Bush Walks in Jesus' Footsteps
U.S. President George W. Bush bolstered his Israel-Palestine peace treaty plan this past week and called on the leaders of the two countries to make "painful concessions" during his two-day Holy Land tour.
The "painful" concessions will mean dismantling "terrorist infrastructure" and ending Israel's occupation of Palestinian territories, he said.
Bush marked the beginning of his eight-day tour to the Middle East with the renewed push for an Israeli-Palestinian peace pact - an accord he said whose "time has come."
During his two-day visit to Israel and West Bank, Bush engaged in formal talks with Israeli Prime Minister Ehud Olmert and Palestinian President Mahmoud Abbas, saying that the two sides needed to get serious talks started immediately.
"There should be an end to the occupation that began in 1967," Bush told reporters in Jerusalem on Thursday. "The agreement must establish a Palestine as a homeland for the Palestinian people, just as Israel is a homeland for the Jewish people."
Bush also called on Palestinians to confront terrorists and dismantle "terrorist infrastructure."
"Security is fundamental," the president said. "No agreement and no Palestinian state will be born of terror."
Bush also appealed for "Arab countries to reach out to Israel."
"In order for there to be lasting peace... Abbas and Prime Minister [Ehud] Olmert have to come together and make tough choices and Im convinced they will," he said in Ramallah.
"I believe it's going to happen, that there's going to be a signed peace treaty by the time I leave office."
However, Bush also reiterated that the U.S. cannot dictate the terms of peace nor the terms of what a state will look like.
"But we'll help, and we want to help," he added.
Both Abbas and Olmert agreed to work toward such an agreement at the Nov. 27 U.S.-sponsored peace summit in Annapolis, Md.
After two days immersed in Mideast peacemaking, Bush toured Christian holy sites in northern Israel on Friday, listening as robed clerics read him biblical passages about Jesus' days of ministry there centuries ago.
Bush visited Capernaum, a site where Jesus performed miracles, and gazed across the Sea of Galilee, where Jesus walked on water. The president toured the site of an ancient synagogue and held hands with nuns outside the Church of the Beatitudes, where many believe Jesus delivered his famed "Sermon on the Mount."
When asked how it felt to walk in Jesus' footsteps, Bush called it an "amazing experience."
During the visit, Bush was given a crystal statue inscribed with the words "Blessed are those who are peacemakers for they will be called children of God," from the sermon recounted in the fifth chapter of the book of Matthew.
Archbishop Elias Shakur, the Greek Catholic clergyman who showed Bush around the site, said he asked him, "Did you come as a politician, as a leader of state, or as a pilgrim?"
"I came as a pilgrim," Bush said, according to Shakur.

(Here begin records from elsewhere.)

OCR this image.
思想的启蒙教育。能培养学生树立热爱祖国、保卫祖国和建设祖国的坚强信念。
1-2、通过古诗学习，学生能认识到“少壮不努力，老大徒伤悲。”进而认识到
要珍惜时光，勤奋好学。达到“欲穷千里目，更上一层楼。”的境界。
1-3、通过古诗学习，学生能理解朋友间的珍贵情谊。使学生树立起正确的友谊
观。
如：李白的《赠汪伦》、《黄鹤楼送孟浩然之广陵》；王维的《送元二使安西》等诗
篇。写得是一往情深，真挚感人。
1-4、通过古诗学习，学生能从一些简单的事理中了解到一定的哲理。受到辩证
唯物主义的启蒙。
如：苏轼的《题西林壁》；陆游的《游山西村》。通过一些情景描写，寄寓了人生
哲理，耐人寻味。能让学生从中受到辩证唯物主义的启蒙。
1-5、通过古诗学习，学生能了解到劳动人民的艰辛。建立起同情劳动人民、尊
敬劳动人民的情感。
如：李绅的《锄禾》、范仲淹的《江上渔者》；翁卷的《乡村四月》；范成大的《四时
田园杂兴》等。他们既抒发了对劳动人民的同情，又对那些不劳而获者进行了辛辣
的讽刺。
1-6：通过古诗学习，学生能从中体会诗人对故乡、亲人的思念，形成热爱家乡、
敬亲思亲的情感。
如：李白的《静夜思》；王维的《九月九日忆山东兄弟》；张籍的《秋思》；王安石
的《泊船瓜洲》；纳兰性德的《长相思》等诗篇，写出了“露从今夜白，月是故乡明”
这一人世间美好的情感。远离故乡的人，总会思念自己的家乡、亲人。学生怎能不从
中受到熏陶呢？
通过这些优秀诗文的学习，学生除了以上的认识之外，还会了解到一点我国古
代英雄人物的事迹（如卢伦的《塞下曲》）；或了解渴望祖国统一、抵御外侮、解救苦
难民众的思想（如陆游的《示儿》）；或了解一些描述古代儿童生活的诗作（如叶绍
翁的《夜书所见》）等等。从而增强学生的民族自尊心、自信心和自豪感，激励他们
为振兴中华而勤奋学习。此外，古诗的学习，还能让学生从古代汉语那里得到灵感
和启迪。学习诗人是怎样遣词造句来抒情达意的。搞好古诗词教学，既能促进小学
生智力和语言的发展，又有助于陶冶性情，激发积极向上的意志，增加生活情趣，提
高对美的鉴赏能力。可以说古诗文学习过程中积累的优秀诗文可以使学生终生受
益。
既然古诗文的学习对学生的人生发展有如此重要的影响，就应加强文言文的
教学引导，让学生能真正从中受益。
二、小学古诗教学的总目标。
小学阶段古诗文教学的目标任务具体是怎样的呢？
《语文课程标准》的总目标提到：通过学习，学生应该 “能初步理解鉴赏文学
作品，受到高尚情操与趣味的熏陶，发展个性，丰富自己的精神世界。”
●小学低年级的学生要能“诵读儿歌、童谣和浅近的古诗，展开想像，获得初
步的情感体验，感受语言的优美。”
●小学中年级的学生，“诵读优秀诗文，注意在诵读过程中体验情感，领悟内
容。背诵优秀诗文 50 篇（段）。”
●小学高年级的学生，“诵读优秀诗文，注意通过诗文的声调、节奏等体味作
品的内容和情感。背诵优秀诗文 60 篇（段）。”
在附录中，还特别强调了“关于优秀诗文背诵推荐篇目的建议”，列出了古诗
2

Bush also toured Yad Vashem Holocaust memorial in Jerusalem, which he called a "sobering reminder that evil exists and a call that when we find evil we must resist it."
The peace effort was the centerpiece of Bush's eight-day tour, which ends Wednesday.
But Bush – only the second U.S. head of state to visit the Palestinian territories – faces the difficult task of winning over the hearts and minds of Palestinians, who are deeply skeptical about his ability to be an even-handed peace broker as Israel`s closest ally.
"I don't believe he (Bush) will do anything for the Palestinians," said Mohammad Khaldi, a 64-year-old Ramallah resident, according to AFP. "If he wanted to really do something, he had six years for that and he didn`t do a single thing."
On his way to Kuwait, to visit Sunni Arab allies, Bush said he'd would ask them to reach out to the Jewish state.
From Kuwait he was then scheduled to head to Bahrain, the United Arab Emirates, Saudi Arabia and Egypt, where he is expected to discuss with U.S. allies in the region various issues including Iraq's security, the role of Iran in the region and others. Bush returns to Washington on Wednesday.